As Shaz puts it, “there’s no such thing as normal, just different shades of mental.”
P.J. Hogan’s film follows Shaz’s sage words, cleverly framing its world one way, then turning the whole judgmental arrangement on its head to suit her point of view. Around the houseful of colorful characters, Hogan’s supporting characters are unorthodox yet completely logical. Taking a dim view on the hateful, pretentious mentality of small towns and nosy neighbors, Hogan’s writing is playful and profound. With emotional depth and approachable humor, he gives us a fresh perspective on the glory of outcasts. Asking the audience the same question that eldest daughter Coral (Lily Sullivan) asks her mother, “What would Shaz do?” Hogan opens our eyes and minds with this delightfully unusual film.
Toni Collette stars as Shaz. Collette, who is no stranger to indie films, shows us the many faces of mental. Though her overacting and mugging grate at first, she opens herself emotionally to the audience and it’s in that that she’s irresistible. Her skill as an actress is clearest when she balances Shaz’s over-the-top antics with reason and grounds even the most outrageous moments in reality. Collette’s approach is surprising, her character remaining believable throughout.
Lily Sullivan’s Coral Moochmore is self-conscious and sheltered. In other words, a typical teenage girl. Coral’s desperate need for approval, however nearly gets her in trouble with boys. Sullivan’s greatest performance strength then comes when Coral embraces her oddities and it’s then that she subtly, but noticeably, transitions from girl to young woman. While it’s a quiet moment, Sullivan takes a possibly irritating character and makes her likeable.
Though Rebecca Gibney’s Shirley Moochmore scores precious little screen-time, her portrayal was delightful.
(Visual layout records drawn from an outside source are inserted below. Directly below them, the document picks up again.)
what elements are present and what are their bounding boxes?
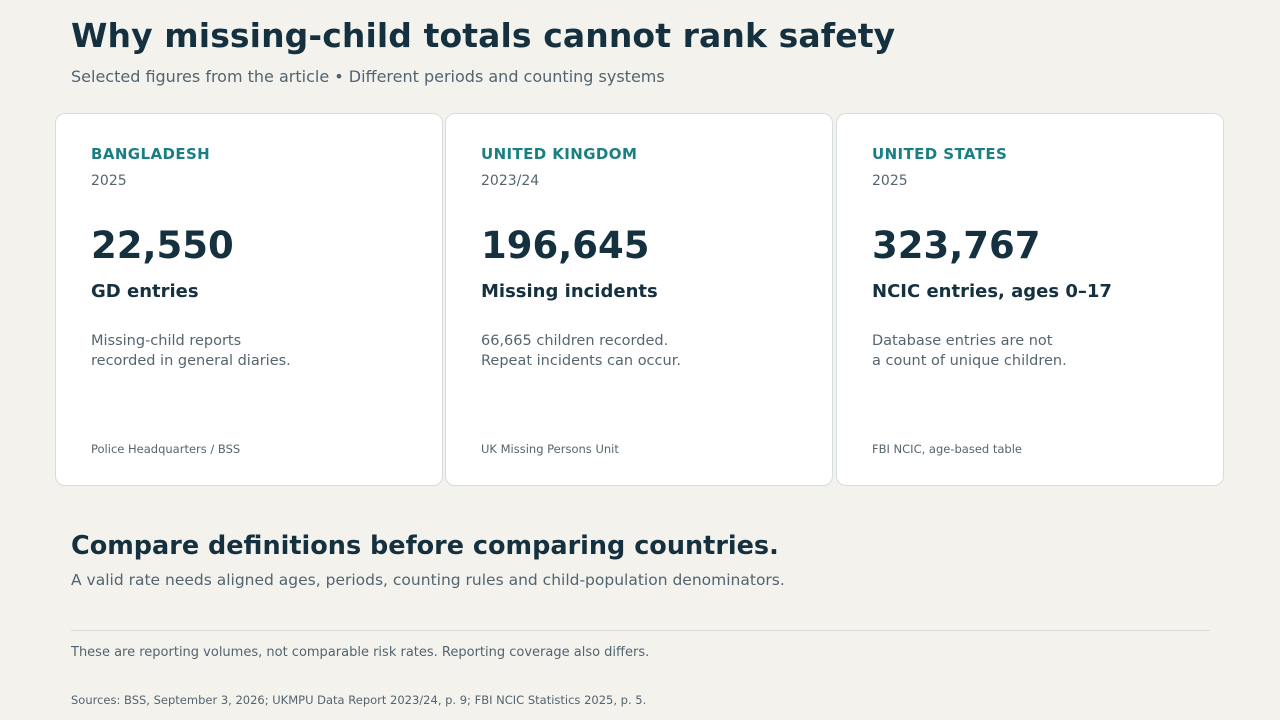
card-country: BANGLADESH (91, 145, 211, 163)
card-note-line: Database entries are not (872, 333, 1053, 349)
card-value: 196,645 (481, 224, 650, 267)
card-value: 22,550 (91, 224, 234, 267)
card-united-kingdom: UNITED KINGDOM 2023/24 196,645 Missing i… (445, 113, 833, 486)
card-country: UNITED KINGDOM (481, 145, 638, 163)
footer-note: These are reporting volumes, not compara… (71, 645, 650, 660)
card-note: Database entries are not a count of uniq… (872, 331, 1067, 371)
card-source: Police Headquarters / BSS (91, 442, 241, 456)
divider (71, 630, 1210, 631)
card-source: FBI NCIC, age-based table (872, 442, 1022, 456)
card-note: 66,665 children recorded. Repeat inciden… (481, 331, 681, 371)
card-country: UNITED STATES (872, 145, 1008, 163)
card-note-line: 66,665 children recorded. (481, 333, 669, 349)
card-metric: GD entries (91, 281, 199, 302)
card-note: Missing-child reports recorded in genera… (91, 331, 291, 371)
card-period: 2025 (872, 173, 908, 189)
comparison-title: Compare definitions before comparing cou… (71, 531, 779, 561)
card-note-line: a count of unique children. (872, 353, 1067, 369)
card-metric: Missing incidents (481, 281, 658, 302)
card-value: 323,767 (872, 224, 1041, 267)
page-title: Why missing-child totals cannot rank saf… (71, 16, 896, 55)
country-cards: BANGLADESH 2025 22,550 GD entries Missin… (55, 113, 1225, 488)
page-subtitle: Selected figures from the article • Diff… (71, 67, 665, 86)
card-metric: NCIC entries, ages 0–17 (872, 281, 1112, 302)
card-note-line: Missing-child reports (91, 333, 242, 349)
card-source: UK Missing Persons Unit (481, 442, 619, 456)
card-note-line: Repeat incidents can occur. (481, 353, 681, 369)
sources-line: Sources: BSS, September 3, 2026; UKMPU D… (71, 693, 647, 707)
card-period: 2023/24 (481, 173, 540, 189)
card-period: 2025 (91, 173, 127, 189)
card-note-line: recorded in general diaries. (91, 353, 291, 369)
comparison-text: A valid rate needs aligned ages, periods… (71, 571, 785, 589)
card-bangladesh: BANGLADESH 2025 22,550 GD entries Missin… (55, 113, 443, 486)
card-united-states: UNITED STATES 2025 323,767 NCIC entries,… (836, 113, 1224, 486)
As a woman with nothing wrong (except low self-esteem and a cad of a husband) who assumes herself insane, Shirley is a sweet lady. Then, as her character realizes her own worth, Gibney steeps her in self respect and throws in a steel spine for good measure. In the midst of all this transition, Gibney never loses contact with the audience, always giving us a way to relate to her.
Anthony LaPaglia’s Barry Moochmore was a complex creature. Considering LaPaglia’s usual resume of kind wise-guys, this role was a decided departure. His treatment of Barry created a morally weak man, who, as it turned out, might have a shred of decency within him. Because Barry spends most of the movie as a spoiled misogynist, his character arc to mild virtue made him very compelling.
Fleshing out the stellar supporting cast are Liev Schreiber, Caroline Goodall, Sam Clark, and Bethany Whitmore, Malorie O’Neill, Nicole Freeman and Chelsea Bennett as the other four Moochmore daughters. Liev Schreiber and Sam Clark play near-foils of one another to great comedic effect. And the entire supporting cast is deliciously odd in their many Technicolor shades of mental.
Overall, P.J. Hogan’s “Mental” is not like any film you’ve seen before. There’s a love story here, a musical number there, near-Seussical play with colors, dark and dusty drama, and a delight in the offbeat. Hogan’s writing is irreverent, yet emotionally sensible, and his direction of a strong group of actors is well-placed. It’s an over-the-top film and likely won’t suit every taste, but if you strap in and enjoy things as they come, “Mental” is a wonderful, weird surprise.